Les leviers de protection et d’amélioration


Différentes mesures sont proposées pour répondre aux deux principaux objectifs qui ressortent de  ce diagnostic :

1 - préserver les prairies patrimoniales,

2 - renforcer la trame turquoise.

Deux dispositifs nouveaux pourraient notamment être mobilisés :

-        les Obligations Réelles Environnementales (ORE)

-        les Paiements pour Services Environnementaux (PSE).


L’application de ces mesures reste à adapter à chaque site.

Pour la restauration de sites dégradés, retenons notamment le retrait de digues.

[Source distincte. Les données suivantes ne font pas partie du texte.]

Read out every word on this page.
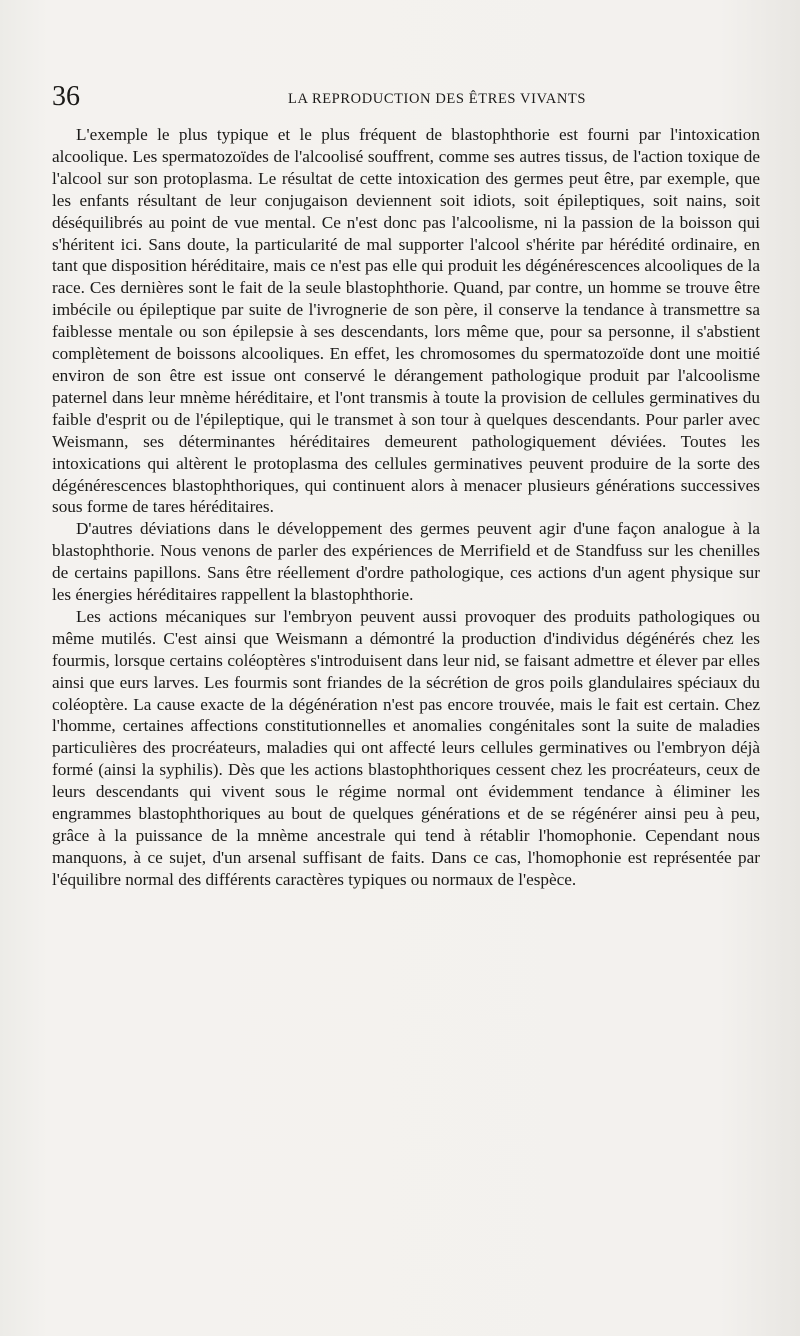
36	LA REPRODUCTION DES ÊTRES VIVANTS

L'exemple le plus typique et le plus fréquent de blastophthorie est fourni par l'intoxication alcoolique. Les spermatozoïdes de l'alcoolisé souffrent, comme ses autres tissus, de l'action toxique de l'alcool sur son protoplasma. Le résultat de cette intoxication des germes peut être, par exemple, que les enfants résultant de leur conjugaison deviennent soit idiots, soit épileptiques, soit nains, soit déséquilibrés au point de vue mental. Ce n'est donc pas l'alcoolisme, ni la passion de la boisson qui s'héritent ici. Sans doute, la particularité de mal supporter l'alcool s'hérite par hérédité ordinaire, en tant que disposition héréditaire, mais ce n'est pas elle qui produit les dégénérescences alcooliques de la race. Ces dernières sont le fait de la seule blastophthorie. Quand, par contre, un homme se trouve être imbécile ou épileptique par suite de l'ivrognerie de son père, il conserve la tendance à transmettre sa faiblesse mentale ou son épilepsie à ses descendants, lors même que, pour sa personne, il s'abstient complètement de boissons alcooliques. En effet, les chromosomes du spermatozoïde dont une moitié environ de son être est issue ont conservé le dérangement pathologique produit par l'alcoolisme paternel dans leur mnème héréditaire, et l'ont transmis à toute la provision de cellules germinatives du faible d'esprit ou de l'épileptique, qui le transmet à son tour à quelques descendants. Pour parler avec Weismann, ses déterminantes héréditaires demeurent pathologiquement déviées. Toutes les intoxications qui altèrent le protoplasma des cellules germinatives peuvent produire de la sorte des dégénérescences blastophthoriques, qui continuent alors à menacer plusieurs générations successives sous forme de tares héréditaires.

D'autres déviations dans le développement des germes peuvent agir d'une façon analogue à la blastophthorie. Nous venons de parler des expériences de Merrifield et de Standfuss sur les chenilles de certains papillons. Sans être réellement d'ordre pathologique, ces actions d'un agent physique sur les énergies héréditaires rappellent la blastophthorie.

Les actions mécaniques sur l'embryon peuvent aussi provoquer des produits pathologiques ou même mutilés. C'est ainsi que Weismann a démontré la production d'individus dégénérés chez les fourmis, lorsque certains coléoptères s'introduisent dans leur nid, se faisant admettre et élever par elles ainsi que eurs larves. Les fourmis sont friandes de la sécrétion de gros poils glandulaires spéciaux du coléoptère. La cause exacte de la dégénération n'est pas encore trouvée, mais le fait est certain. Chez l'homme, certaines affections constitutionnelles et anomalies congénitales sont la suite de maladies particulières des procréateurs, maladies qui ont affecté leurs cellules germinatives ou l'embryon déjà formé (ainsi la syphilis). Dès que les actions blastophthoriques cessent chez les procréateurs, ceux de leurs descendants qui vivent sous le régime normal ont évidemment tendance à éliminer les engrammes blastophthoriques au bout de quelques générations et de se régénérer ainsi peu à peu, grâce à la puissance de la mnème ancestrale qui tend à rétablir l'homophonie. Cependant nous manquons, à ce sujet, d'un arsenal suffisant de faits. Dans ce cas, l'homophonie est représentée par l'équilibre normal des différents caractères typiques ou normaux de l'espèce.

De telles approches permettent en général d’obtenir des effets convergents sur la lutte contre les inondations et l’érosion des lits mineurs, l’amélioration de la géomorphologie du cours d’eau et la restauration des milieux naturels.

Affaire à suivre :

Cette étude démarrée en 2018 s’est terminée fin 2019. Une nouvelle étude prend la suite sur 2020-2022. Elle vise à :

  • répondre aux questions en suspens sur le rôle des prairies dans le réseau écologique,

  • enquêter et dialoguer avec les éleveurs,

  • protéger les sites les plus patrimoniaux,

  • envisager la restauration ou la renaturation de sites.